OpenAI details method for predicting model misbehaviour before launch

The paper landed four days after Anthropic's Fable 5 was withdrawn

AI-360

Jun 17, 2026 1 min read

OpenAI published research yesterday introducing Deployment Simulation, a method for predicting how a new model will misbehave once it goes live. The technique strips the original reply out of real production conversations and regenerates it with the candidate model, then scores the results for new failure types before anything reaches users.

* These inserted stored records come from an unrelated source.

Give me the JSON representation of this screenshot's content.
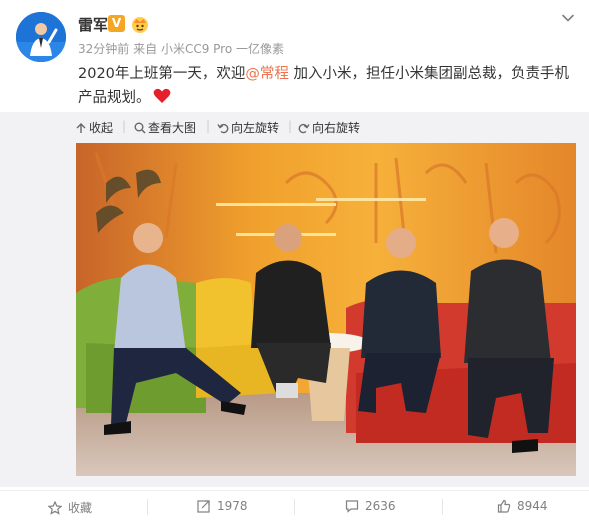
{
  "post": {
    "author": "雷军",
    "verified_mark": "V",
    "time": "32分钟前",
    "source_prefix": "来自",
    "source": "小米CC9 Pro 一亿像素",
    "text_before": "2020年上班第一天，欢迎",
    "mention": "@常程",
    "text_after": " 加入小米，担任小米集团副总裁，负责手机产品规划。",
    "accent_color": "#eb7350"
  },
  "media_toolbar": {
    "collapse": "收起",
    "view_large": "查看大图",
    "rotate_left": "向左旋转",
    "rotate_right": "向右旋转"
  },
  "footer": {
    "favorite": "收藏",
    "repost_count": "1978",
    "comment_count": "2636",
    "like_count": "8944"
  },
  "icons": [
    "chevron-down-icon",
    "crown-icon",
    "heart-emoji-icon",
    "collapse-icon",
    "zoom-icon",
    "rotate-left-icon",
    "rotate-right-icon",
    "star-icon",
    "repost-icon",
    "comment-icon",
    "thumb-up-icon"
  ]
}
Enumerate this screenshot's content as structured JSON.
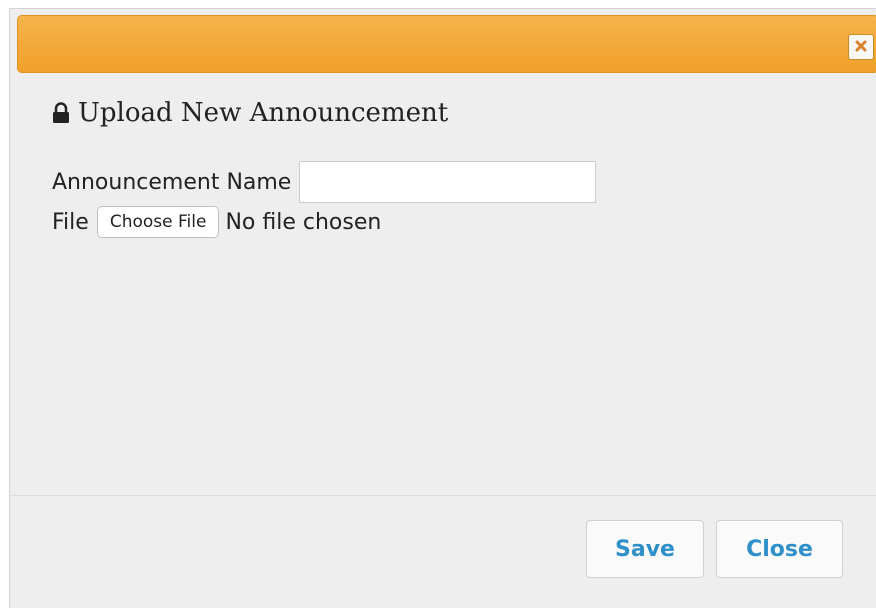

The company says this closes three gaps in conventional pre-release testing: synthetic evaluations rarely cover every failure type, the prompts chosen tend to skew towards risks already known about, and capable models can often tell when they are being tested and adjust their behaviour accordingly. Across roughly 1.3 million de-identified conversations from the GPT-5 Thinking series, spanning August 2025 to March 2026, OpenAI reports a median prediction error of about 1.5 times the eventual real-world rate, and says the method caught a previously unseen reward-hacking behaviour, nicknamed calculator hacking, before release.

On OpenAI's own account, the method has limits. It cannot reliably catch behaviours occurring less often than roughly one in 200,000 messages, and the whole approach depends on being able to read a model's chain of thought, which only works for as long as the model keeps thinking out loud.